Natascha will mich sehen
Plötzlich ist Natascha am Telefon, nach fünf Tagen. Ihre Betreuer wissen davon offenbar nichts. Ich möchte so gern bei dir sein, sagt sie. Leg dir ein Gipsbein zu, dann kannst du dich mit der Rettung herführen lassen... Wir unterhalten uns ein paar Minuten...Ich rufe die Anwältin an.

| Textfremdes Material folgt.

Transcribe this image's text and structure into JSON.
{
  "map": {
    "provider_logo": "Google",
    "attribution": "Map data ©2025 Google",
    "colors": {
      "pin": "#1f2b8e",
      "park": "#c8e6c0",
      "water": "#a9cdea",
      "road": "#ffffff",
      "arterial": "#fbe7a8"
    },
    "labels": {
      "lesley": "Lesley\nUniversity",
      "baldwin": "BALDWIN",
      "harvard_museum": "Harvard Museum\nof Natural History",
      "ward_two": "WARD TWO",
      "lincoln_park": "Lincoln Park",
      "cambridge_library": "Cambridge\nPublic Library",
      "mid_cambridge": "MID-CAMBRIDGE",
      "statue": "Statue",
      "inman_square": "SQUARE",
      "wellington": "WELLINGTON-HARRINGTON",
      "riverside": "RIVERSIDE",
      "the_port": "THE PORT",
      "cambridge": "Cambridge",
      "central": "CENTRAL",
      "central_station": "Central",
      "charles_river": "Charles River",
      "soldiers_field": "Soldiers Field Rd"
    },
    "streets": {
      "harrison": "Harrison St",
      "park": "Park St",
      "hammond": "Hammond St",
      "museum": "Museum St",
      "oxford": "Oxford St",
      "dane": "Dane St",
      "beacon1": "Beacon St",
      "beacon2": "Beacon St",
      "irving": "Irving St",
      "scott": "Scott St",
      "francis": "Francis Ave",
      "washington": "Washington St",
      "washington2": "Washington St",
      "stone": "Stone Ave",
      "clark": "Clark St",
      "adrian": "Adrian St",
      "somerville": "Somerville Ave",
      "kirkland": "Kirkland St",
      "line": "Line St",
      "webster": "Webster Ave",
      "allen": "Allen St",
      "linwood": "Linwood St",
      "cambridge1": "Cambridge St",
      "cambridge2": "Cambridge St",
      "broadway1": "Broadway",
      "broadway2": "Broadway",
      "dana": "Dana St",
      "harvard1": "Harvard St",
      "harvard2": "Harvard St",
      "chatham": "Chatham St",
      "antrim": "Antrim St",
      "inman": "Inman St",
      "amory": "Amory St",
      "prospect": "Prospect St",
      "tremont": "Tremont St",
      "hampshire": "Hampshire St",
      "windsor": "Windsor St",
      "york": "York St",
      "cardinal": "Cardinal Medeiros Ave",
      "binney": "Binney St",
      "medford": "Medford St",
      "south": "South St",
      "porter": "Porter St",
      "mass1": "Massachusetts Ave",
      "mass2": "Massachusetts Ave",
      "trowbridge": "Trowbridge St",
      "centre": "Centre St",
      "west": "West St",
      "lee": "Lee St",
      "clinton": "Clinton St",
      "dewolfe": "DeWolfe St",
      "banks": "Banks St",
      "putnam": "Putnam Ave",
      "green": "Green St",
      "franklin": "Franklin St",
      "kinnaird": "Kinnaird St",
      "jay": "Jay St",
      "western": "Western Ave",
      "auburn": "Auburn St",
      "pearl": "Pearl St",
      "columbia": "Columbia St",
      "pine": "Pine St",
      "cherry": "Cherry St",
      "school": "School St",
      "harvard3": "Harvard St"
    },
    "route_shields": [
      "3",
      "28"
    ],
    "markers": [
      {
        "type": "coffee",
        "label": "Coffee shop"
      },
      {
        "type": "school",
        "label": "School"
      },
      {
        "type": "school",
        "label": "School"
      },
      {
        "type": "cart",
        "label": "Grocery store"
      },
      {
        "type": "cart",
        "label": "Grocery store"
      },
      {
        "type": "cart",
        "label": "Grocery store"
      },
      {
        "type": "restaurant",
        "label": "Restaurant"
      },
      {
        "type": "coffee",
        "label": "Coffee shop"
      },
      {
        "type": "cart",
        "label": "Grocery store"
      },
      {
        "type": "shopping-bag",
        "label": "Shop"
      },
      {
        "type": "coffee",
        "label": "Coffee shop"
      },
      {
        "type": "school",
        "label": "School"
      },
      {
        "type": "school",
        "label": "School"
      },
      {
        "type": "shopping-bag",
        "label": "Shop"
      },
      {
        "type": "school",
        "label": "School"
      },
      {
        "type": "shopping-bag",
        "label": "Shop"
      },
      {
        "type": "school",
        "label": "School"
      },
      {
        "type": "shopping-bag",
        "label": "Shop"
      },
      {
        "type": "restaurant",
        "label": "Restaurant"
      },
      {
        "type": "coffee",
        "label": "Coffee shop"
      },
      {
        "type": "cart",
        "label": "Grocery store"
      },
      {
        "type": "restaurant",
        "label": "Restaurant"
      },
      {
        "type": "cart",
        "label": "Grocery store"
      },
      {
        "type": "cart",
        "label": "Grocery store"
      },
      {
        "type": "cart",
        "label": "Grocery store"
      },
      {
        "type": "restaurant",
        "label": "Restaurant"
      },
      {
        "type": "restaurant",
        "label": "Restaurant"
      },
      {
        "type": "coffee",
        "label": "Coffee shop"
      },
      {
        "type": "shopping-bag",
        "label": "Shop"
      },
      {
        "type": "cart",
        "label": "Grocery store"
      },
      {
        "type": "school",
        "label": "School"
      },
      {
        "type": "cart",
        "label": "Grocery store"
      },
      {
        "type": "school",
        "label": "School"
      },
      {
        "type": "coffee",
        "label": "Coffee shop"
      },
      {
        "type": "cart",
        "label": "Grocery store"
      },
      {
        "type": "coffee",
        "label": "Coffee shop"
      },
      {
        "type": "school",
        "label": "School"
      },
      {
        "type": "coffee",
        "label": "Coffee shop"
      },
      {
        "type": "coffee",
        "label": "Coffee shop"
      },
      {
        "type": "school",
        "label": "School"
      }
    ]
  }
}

"Pinterits".""Natascha will mich sehen".
"Woher wollen sie das wissen?"
"Sie hat mich gerade angerufen. Ich will zu ihr, jetzt".

Geheimes Treffen
Von da an darf Brigitta Sirny ihre Tochter täglich sehen. Sie ruft in der Früh an, fragt, wann sie zu ihr kann. Über unterirdische Gänge wird sie geheim zu ihrer Tochter geschleust. Natascha liegt im Wiener AKH in einem Zweibettzimmer (Das andere Bett ist belegt. Ich mache kein Thema daraus. Ich denke mir meinen Teil). Bei Psychiater Max Friedrich läuft sie aus ihrer Sicht unter der Wahrnehmungsschwelle. Täglich kommt er vorbei, der Herr Professor, mit mir redet er kaum. Jedes Mal, bevor er auftaucht, ist es, als käme Wind auf am Gang. Alles fegt auseinander, Platz für Max Friedrich. Es scheint, als hätte er längst die Vormundschaft über meine Tochter übernommen.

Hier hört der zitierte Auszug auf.